Tichys Einblick
Omid Nouripour im ARD-Interview

Grüner Größenwahn: Die Ampel ist nur eine „Übergangsregierung“

Grünen-Chef Omid Nouripour hat die Ampel in einem Interview mit der ARD eine "Übergangsregierung" genannt. Das ist entweder ein Bekenntnis zu Schwarz-Grün - oder der handelsübliche grüne Größenwahn. Und gefährlich.

picture alliance/dpa | Paul Zinken

Bundesweit nur noch auf Platz vier. Im Osten kurz vor dem Rauswurf aus den Landtagen. In Umfragen nennen die Befragten immer mehr die Grünen als die Partei, die sie ausdrücklich nicht wählen würden und die sie für die Probleme des Lands verantwortlich machen. Andere Parteien würden da in Sack und Asche laufen. Doch umso mehr die Bürger ihnen ihren Widerwillen ausdrücken, desto mehr läuft der grüne Größenwahn zur Hochform auf.

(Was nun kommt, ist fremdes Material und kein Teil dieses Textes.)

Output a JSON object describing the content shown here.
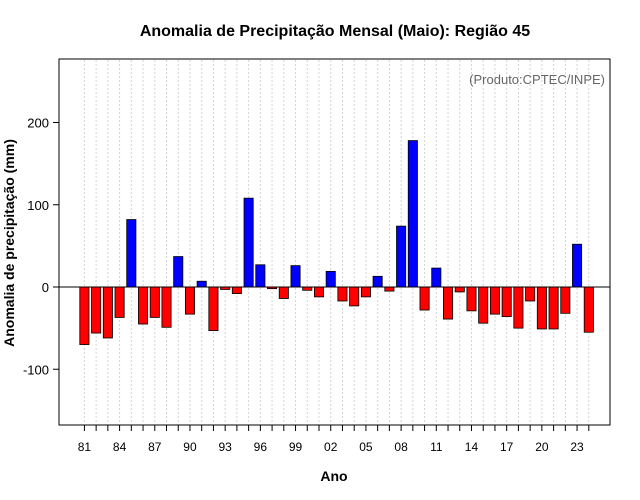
{
  "chart_data": {
    "type": "bar",
    "title": "Anomalia de Precipitação Mensal (Maio): Região 45",
    "xlabel": "Ano",
    "ylabel": "Anomalia de precipitação (mm)",
    "annotation": "(Produto:CPTEC/INPE)",
    "ylim": [
      -170,
      280
    ],
    "yticks": [
      -100,
      0,
      100,
      200
    ],
    "xtick_labels": [
      "81",
      "84",
      "87",
      "90",
      "93",
      "96",
      "99",
      "02",
      "05",
      "08",
      "11",
      "14",
      "17",
      "20",
      "23"
    ],
    "xtick_years": [
      1981,
      1984,
      1987,
      1990,
      1993,
      1996,
      1999,
      2002,
      2005,
      2008,
      2011,
      2014,
      2017,
      2020,
      2023
    ],
    "grid": true,
    "colors": {
      "positive": "#0000ff",
      "negative": "#ff0000",
      "edge": "#000000",
      "grid": "#d3d3d3",
      "credit": "#666666"
    },
    "years": [
      1981,
      1982,
      1983,
      1984,
      1985,
      1986,
      1987,
      1988,
      1989,
      1990,
      1991,
      1992,
      1993,
      1994,
      1995,
      1996,
      1997,
      1998,
      1999,
      2000,
      2001,
      2002,
      2003,
      2004,
      2005,
      2006,
      2007,
      2008,
      2009,
      2010,
      2011,
      2012,
      2013,
      2014,
      2015,
      2016,
      2017,
      2018,
      2019,
      2020,
      2021,
      2022,
      2023,
      2024
    ],
    "values": [
      -70,
      -56,
      -62,
      -37,
      82,
      -45,
      -37,
      -49,
      37,
      -33,
      7,
      -53,
      -3,
      -8,
      108,
      27,
      -2,
      -14,
      26,
      -4,
      -12,
      19,
      -17,
      -23,
      -12,
      13,
      -5,
      74,
      178,
      -28,
      23,
      -39,
      -6,
      -29,
      -44,
      -33,
      -36,
      -50,
      -17,
      -51,
      -51,
      -32,
      52,
      -55
    ]
  }
}
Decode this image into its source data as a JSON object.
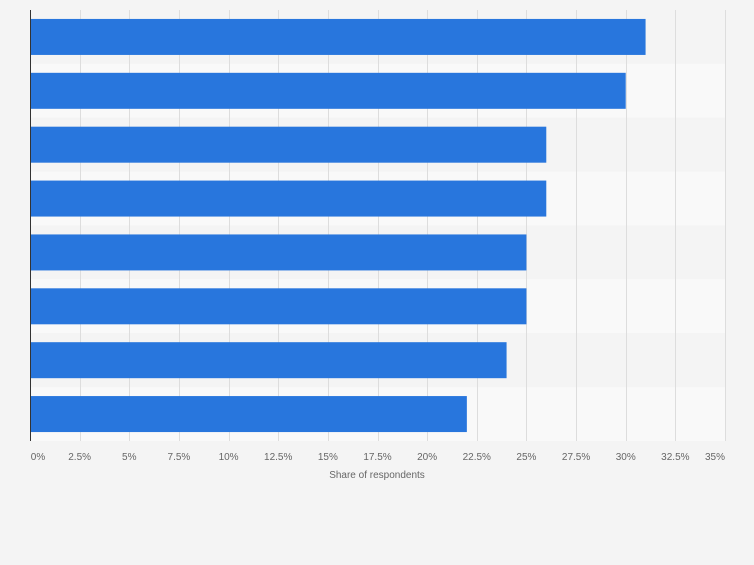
{
  "chart_data": {
    "type": "bar",
    "orientation": "horizontal",
    "title": "",
    "categories": [
      "",
      "",
      "",
      "",
      "",
      "",
      "",
      ""
    ],
    "values": [
      31,
      30,
      26,
      26,
      25,
      25,
      24,
      22
    ],
    "xlabel": "Share of respondents",
    "ylabel": "",
    "xlim": [
      0,
      35
    ],
    "x_ticks": [
      0,
      2.5,
      5,
      7.5,
      10,
      12.5,
      15,
      17.5,
      20,
      22.5,
      25,
      27.5,
      30,
      32.5,
      35
    ],
    "x_tick_labels": [
      "0%",
      "2.5%",
      "5%",
      "7.5%",
      "10%",
      "12.5%",
      "15%",
      "17.5%",
      "20%",
      "22.5%",
      "25%",
      "27.5%",
      "30%",
      "32.5%",
      "35%"
    ],
    "grid": true,
    "legend": "none",
    "colors": {
      "bar": "#2876dd",
      "band_light": "#f9f9f9",
      "band_dark": "#f4f4f4",
      "grid": "#dddddd",
      "axis": "#333333",
      "text": "#666666"
    }
  }
}
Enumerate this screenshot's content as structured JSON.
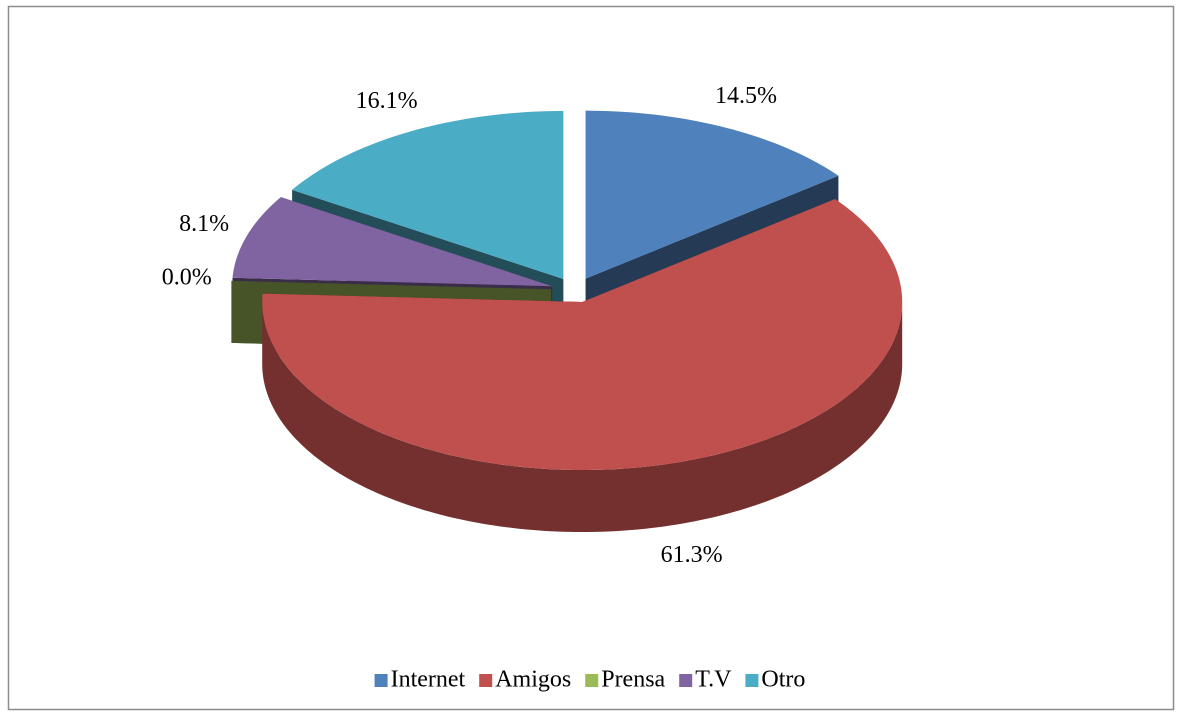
{
  "chart_data": {
    "type": "pie",
    "categories": [
      "Internet",
      "Amigos",
      "Prensa",
      "T.V",
      "Otro"
    ],
    "values": [
      14.5,
      61.3,
      0.0,
      8.1,
      16.1
    ],
    "value_labels": [
      "14.5%",
      "61.3%",
      "0.0%",
      "8.1%",
      "16.1%"
    ],
    "colors": [
      "#4f81bd",
      "#c0504d",
      "#9bbb59",
      "#8064a2",
      "#4bacc6"
    ],
    "legend": "bottom",
    "three_d": true,
    "exploded": true
  }
}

Zuerst verkündet „Wirtschaftsminister“ Robert Habeck, dass er als Kanzlerkandidat noch einen 0:4-Rückstand drehen wolle. Jetzt spricht der Vorsitzende der Grünen, Omid Nouripour, im Interview mit der ARD davon, dass die Ampel nur eine „Übergangsregierung“ sei. Spannend. Was soll denn dann die Regierung sein, die für die Ewigkeit gedacht ist?

Dazu erstmal zu dem, was für viele Grünen nur Hass und Hetze ist. Eine engstirnige Begrenzung ihrer hochfliegenden Pläne zur Rettung der Welt. Oder wie es andere nennen: Mathematik. Die Ampel kam bei der Europawahl zusammen nur auf 31 Prozent. Legt sie nicht deutlich zu, bleibt sie in der Tat nur eine „Übergangsregierung“. Nur: Minus mal Minus ergibt in der Mathematik vielleicht Plus. Aber die Ampel minus die FDP macht noch mal weniger als 31 Prozent aus. Einfacher ausgedrückt. Rot-Grün nix Mehrheit, Rot-Grün nix Regierung.

Schwarz-Grün böte sich an. Union und Grüne haben bei der Europawahl zusammen 42 Prozent geholt. Wirft der Wähler FDP und Linke aus dem Bundestag raus, könnten dort 42 Prozent tatsächlich zu einer Mehrheit reichen. Aber wenn, dann nur zu einer knappen. Eine Regierung, die für die Ewigkeit gemacht ist, darauf aufbauen zu wollen, ist grüner Größenwahn. Bestenfalls. Zumal, jede Wette, die CDU eine Serie von Niederlagen bei Landtagswahlen erleben wird, wenn sie in Berlin gemeinsame Sache mit der Degrowth-Partei macht.

Bliebe noch eine andere Idee. Eine, die davon ausgeht, dass jede Regierung per Definition nur eine „Übergangsregierung“ ist. In der Demokratie.16 Jahre lang hat Helmut Kohl mit der FDP regiert. Das war die längste, am Stück haltende Koalition in der bundesdeutschen Geschichte. 16 Jahre. Angesichts von nunmehr 75 Jahren bundesdeutscher Geschichte nur eine Übergangsphase. Das ergibt auch durchaus Sinn. Denn in der Demokratie sind alle Regierungen nur „Übergangsregierungen“. Schlechte oder abgehalfterte Führungen auswechseln zu können, macht die Demokratie erst so großartig, wie sie ist.

Im schlimmsten Fall schwebt Nouripour eine Lösung vor, die außerhalb der Demokratie liegt. Klingt abwegig? Mag sein. Aber die Idee von Kontaktverboten, Aufhebung des Demonstrationsrechts, Maskenpflicht oder Ausgangssperren klang auch mal abwegig. Im Februar 2020. Gerade mal gut vier Jahre her. Schon jetzt maßen sich die Vertreter der letzten Generation an, das Recht auszuhebeln unter Berufung auf „die Wissenschaft“. Anfangs unter grünem Applaus. Ebenso bildet die Ampel schon jetzt „Bürgerräte“, um an gewählten Parlamenten vorbei regieren zu können. Was „die Wissenschaft“ ist und wer in den „Bürgerräten“ sitzt, entscheiden die Grünen. Wenn also Nouripour von „Übergangsregierungen“ fabuliert, ist es ok, ihn für grünen Größenwahn auszulachen – trotzdem sollte man ihn dabei gleichzeitig ernstnehmen und im Auge behalten.